Ekonominin içinde bulunduğu kriz ve bu krizin daha da derinleşecek olması karşısında toplumsal hezeyanlar olabilir. Bu nedenle ülkeyi yönetenlerin çok dikkatli olması ve toplumsal tepkilere akıllı çözümler getirmesi gerekiyor.
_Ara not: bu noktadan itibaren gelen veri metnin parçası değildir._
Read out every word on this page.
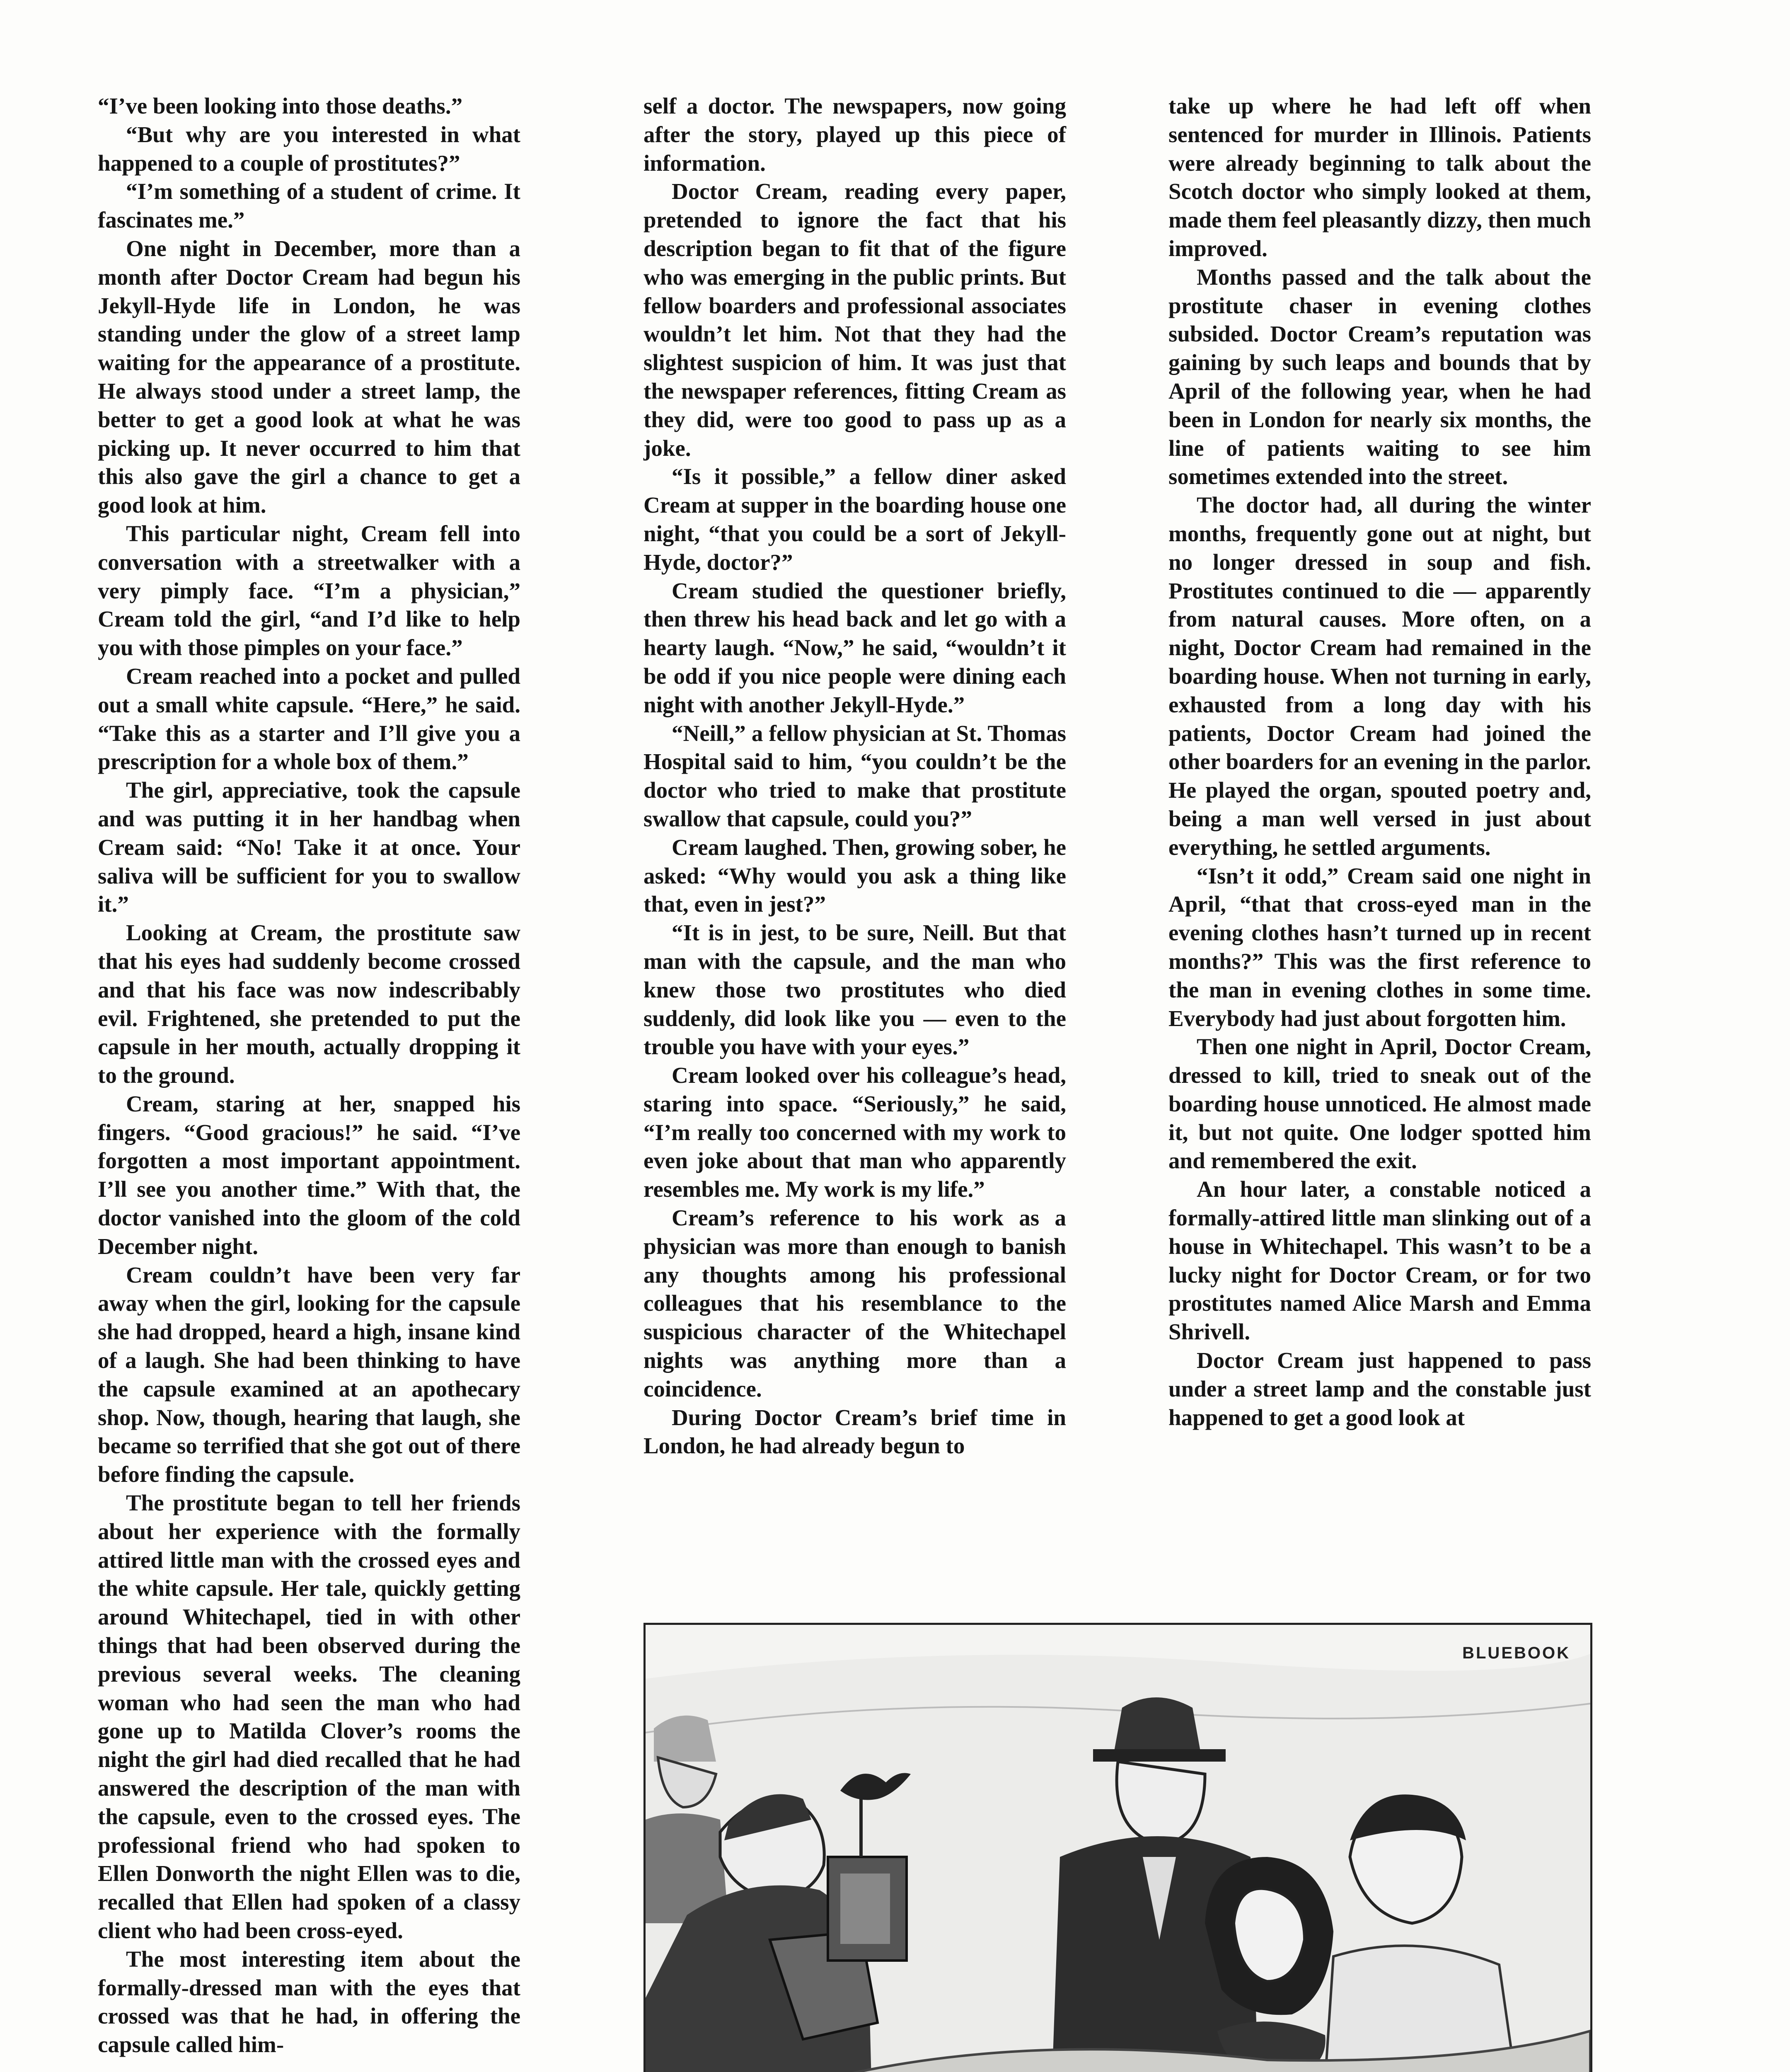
“I’ve been looking into those deaths.”

“But why are you interested in what happened to a couple of prostitutes?”

“I’m something of a student of crime. It fascinates me.”

One night in December, more than a month after Doctor Cream had begun his Jekyll-Hyde life in London, he was standing under the glow of a street lamp waiting for the appearance of a prostitute. He always stood under a street lamp, the better to get a good look at what he was picking up. It never occurred to him that this also gave the girl a chance to get a good look at him.

This particular night, Cream fell into conversation with a streetwalker with a very pimply face. “I’m a physician,” Cream told the girl, “and I’d like to help you with those pimples on your face.”

Cream reached into a pocket and pulled out a small white capsule. “Here,” he said. “Take this as a starter and I’ll give you a prescription for a whole box of them.”

The girl, appreciative, took the capsule and was putting it in her handbag when Cream said: “No! Take it at once. Your saliva will be sufficient for you to swallow it.”

Looking at Cream, the prostitute saw that his eyes had suddenly become crossed and that his face was now indescribably evil. Frightened, she pretended to put the capsule in her mouth, actually dropping it to the ground.

Cream, staring at her, snapped his fingers. “Good gracious!” he said. “I’ve forgotten a most important appointment. I’ll see you another time.” With that, the doctor vanished into the gloom of the cold December night.

Cream couldn’t have been very far away when the girl, looking for the capsule she had dropped, heard a high, insane kind of a laugh. She had been thinking to have the capsule examined at an apothecary shop. Now, though, hearing that laugh, she became so terrified that she got out of there before finding the capsule.

The prostitute began to tell her friends about her experience with the formally attired little man with the crossed eyes and the white capsule. Her tale, quickly getting around Whitechapel, tied in with other things that had been observed during the previous several weeks. The cleaning woman who had seen the man who had gone up to Matilda Clover’s rooms the night the girl had died recalled that he had answered the description of the man with the capsule, even to the crossed eyes. The professional friend who had spoken to Ellen Donworth the night Ellen was to die, recalled that Ellen had spoken of a classy client who had been cross-eyed.

The most interesting item about the formally-dressed man with the eyes that crossed was that he had, in offering the capsule called him-

self a doctor. The newspapers, now going after the story, played up this piece of information.

Doctor Cream, reading every paper, pretended to ignore the fact that his description began to fit that of the figure who was emerging in the public prints. But fellow boarders and professional associates wouldn’t let him. Not that they had the slightest suspicion of him. It was just that the newspaper references, fitting Cream as they did, were too good to pass up as a joke.

“Is it possible,” a fellow diner asked Cream at supper in the boarding house one night, “that you could be a sort of Jekyll-Hyde, doctor?”

Cream studied the questioner briefly, then threw his head back and let go with a hearty laugh. “Now,” he said, “wouldn’t it be odd if you nice people were dining each night with another Jekyll-Hyde.”

“Neill,” a fellow physician at St. Thomas Hospital said to him, “you couldn’t be the doctor who tried to make that prostitute swallow that capsule, could you?”

Cream laughed. Then, growing sober, he asked: “Why would you ask a thing like that, even in jest?”

“It is in jest, to be sure, Neill. But that man with the capsule, and the man who knew those two prostitutes who died suddenly, did look like you — even to the trouble you have with your eyes.”

Cream looked over his colleague’s head, staring into space. “Seriously,” he said, “I’m really too concerned with my work to even joke about that man who apparently resembles me. My work is my life.”

Cream’s reference to his work as a physician was more than enough to banish any thoughts among his professional colleagues that his resemblance to the suspicious character of the Whitechapel nights was anything more than a coincidence.

During Doctor Cream’s brief time in London, he had already begun to

take up where he had left off when sentenced for murder in Illinois. Patients were already beginning to talk about the Scotch doctor who simply looked at them, made them feel pleasantly dizzy, then much improved.

Months passed and the talk about the prostitute chaser in evening clothes subsided. Doctor Cream’s reputation was gaining by such leaps and bounds that by April of the following year, when he had been in London for nearly six months, the line of patients waiting to see him sometimes extended into the street.

The doctor had, all during the winter months, frequently gone out at night, but no longer dressed in soup and fish. Prostitutes continued to die — apparently from natural causes. More often, on a night, Doctor Cream had remained in the boarding house. When not turning in early, exhausted from a long day with his patients, Doctor Cream had joined the other boarders for an evening in the parlor. He played the organ, spouted poetry and, being a man well versed in just about everything, he settled arguments.

“Isn’t it odd,” Cream said one night in April, “that that cross-eyed man in the evening clothes hasn’t turned up in recent months?” This was the first reference to the man in evening clothes in some time. Everybody had just about forgotten him.

Then one night in April, Doctor Cream, dressed to kill, tried to sneak out of the boarding house unnoticed. He almost made it, but not quite. One lodger spotted him and remembered the exit.

An hour later, a constable noticed a formally-attired little man slinking out of a house in Whitechapel. This wasn’t to be a lucky night for Doctor Cream, or for two prostitutes named Alice Marsh and Emma Shrivell.

Doctor Cream just happened to pass under a street lamp and the constable just happened to get a good look at

BLUEBOOK
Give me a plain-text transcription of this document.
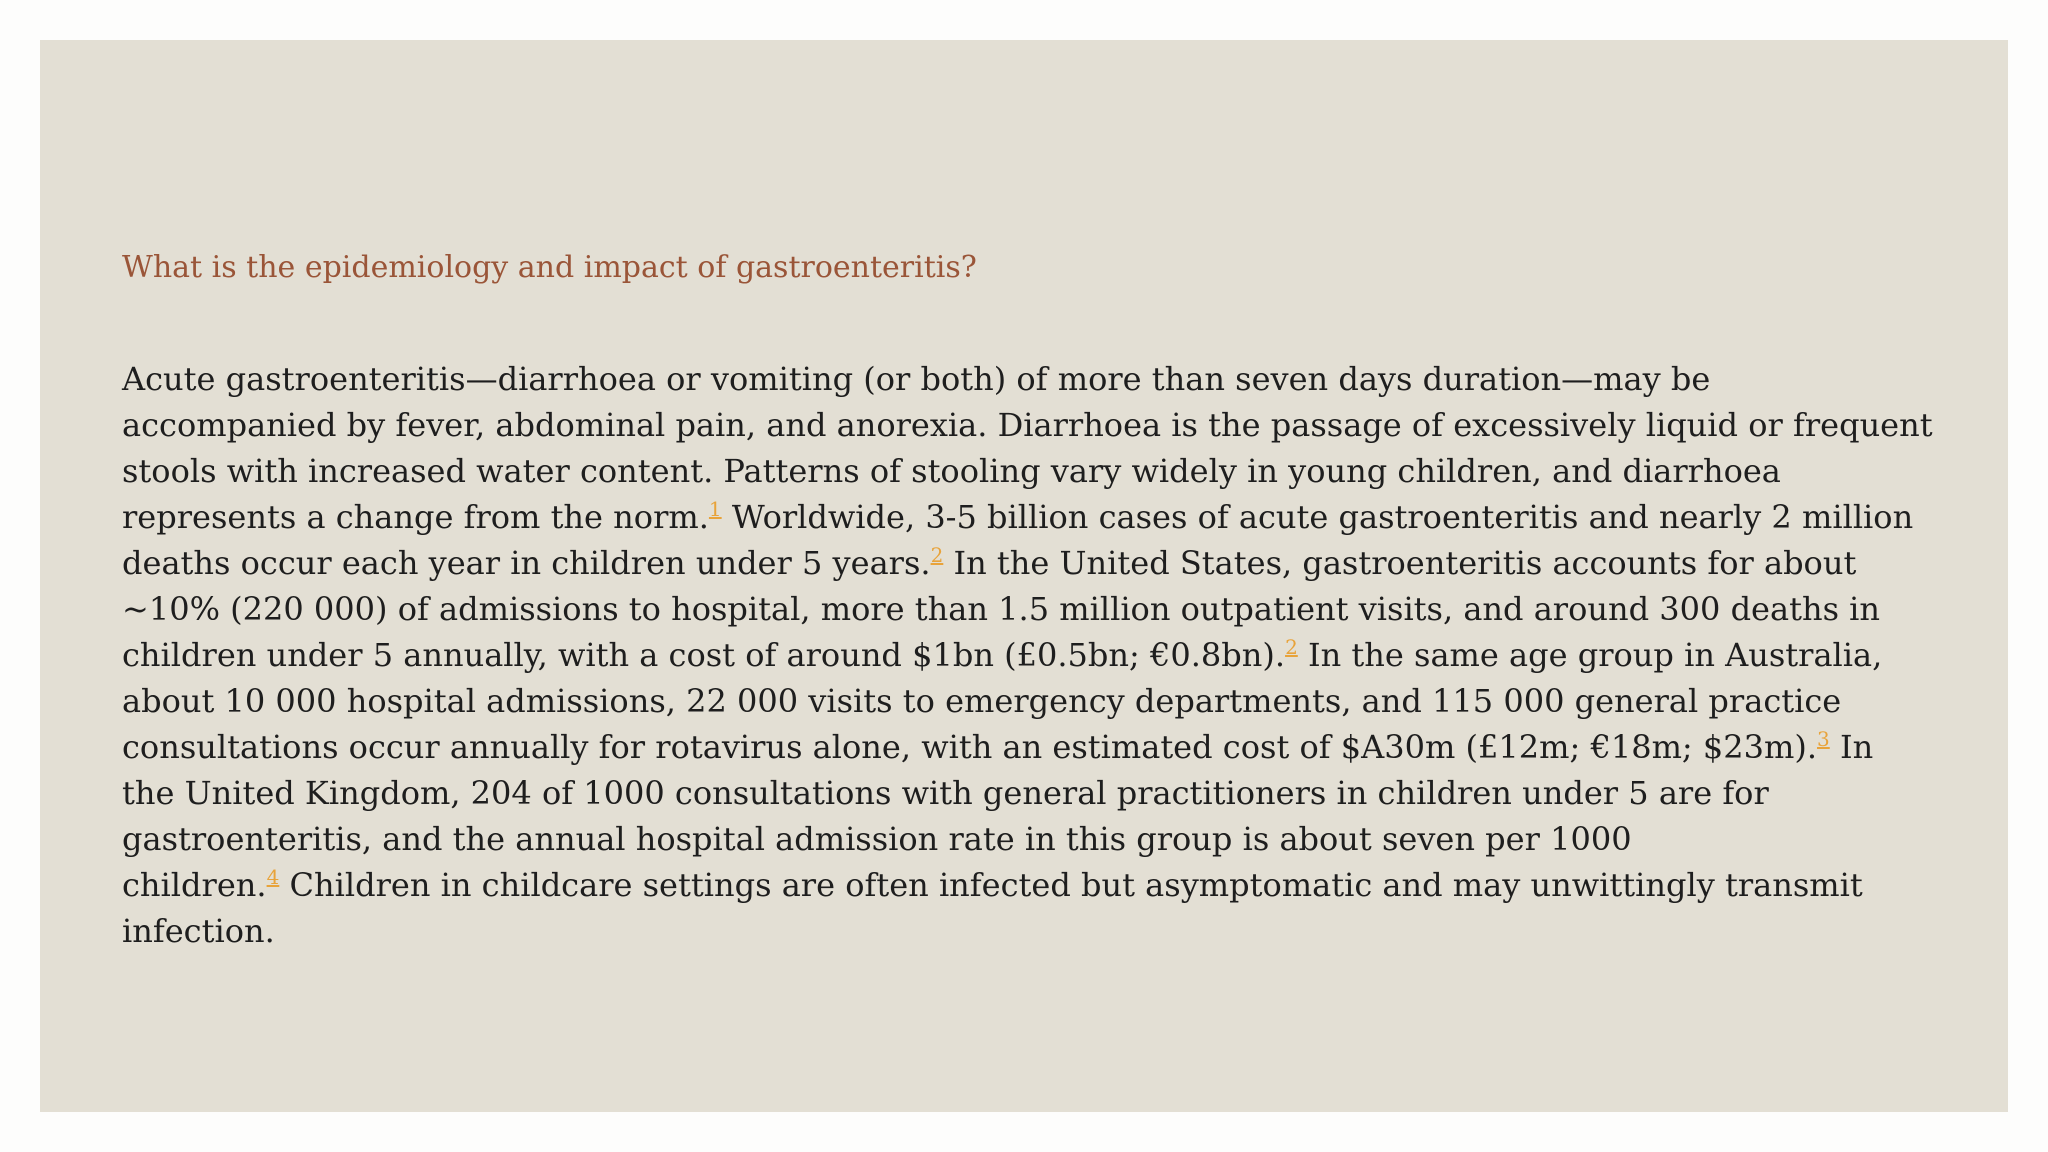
What is the epidemiology and impact of gastroenteritis?
Acute gastroenteritis—diarrhoea or vomiting (or both) of more than seven days duration—may be
accompanied by fever, abdominal pain, and anorexia. Diarrhoea is the passage of excessively liquid or frequent
stools with increased water content. Patterns of stooling vary widely in young children, and diarrhoea
represents a change from the norm.$^1$ Worldwide, 3-5 billion cases of acute gastroenteritis and nearly 2 million
deaths occur each year in children under 5 years.$^2$ In the United States, gastroenteritis accounts for about
~10% (220 000) of admissions to hospital, more than 1.5 million outpatient visits, and around 300 deaths in
children under 5 annually, with a cost of around $1bn (£0.5bn; €0.8bn).$^2$ In the same age group in Australia,
about 10 000 hospital admissions, 22 000 visits to emergency departments, and 115 000 general practice
consultations occur annually for rotavirus alone, with an estimated cost of $A30m (£12m; €18m; $23m).$^3$ In
the United Kingdom, 204 of 1000 consultations with general practitioners in children under 5 are for
gastroenteritis, and the annual hospital admission rate in this group is about seven per 1000
children.$^4$ Children in childcare settings are often infected but asymptomatic and may unwittingly transmit
infection.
OHAL’in uygulama kapsamının daraltılması ve ekonomik tedbirlerin OHAL kapsamında alınmamasının uygun olacağını söylemek sanırız yanlış olmaz.

BİRLİK VE BERABERLİK

Birlik ve beraberlik zamanı. Kardeşçe ve birçok siyasi farklılıkları göz ardı ederek tehlikede olan ülkenin bekası ortak paydasında birbirimizi severek, anlayışlı, vicdanlı, adaletli,ehil bir yönetim oluşturmalıyız...
Yoksa? O zaman şunu söylemek gerekiyor: “Tehlikelerin farkında değiliz.”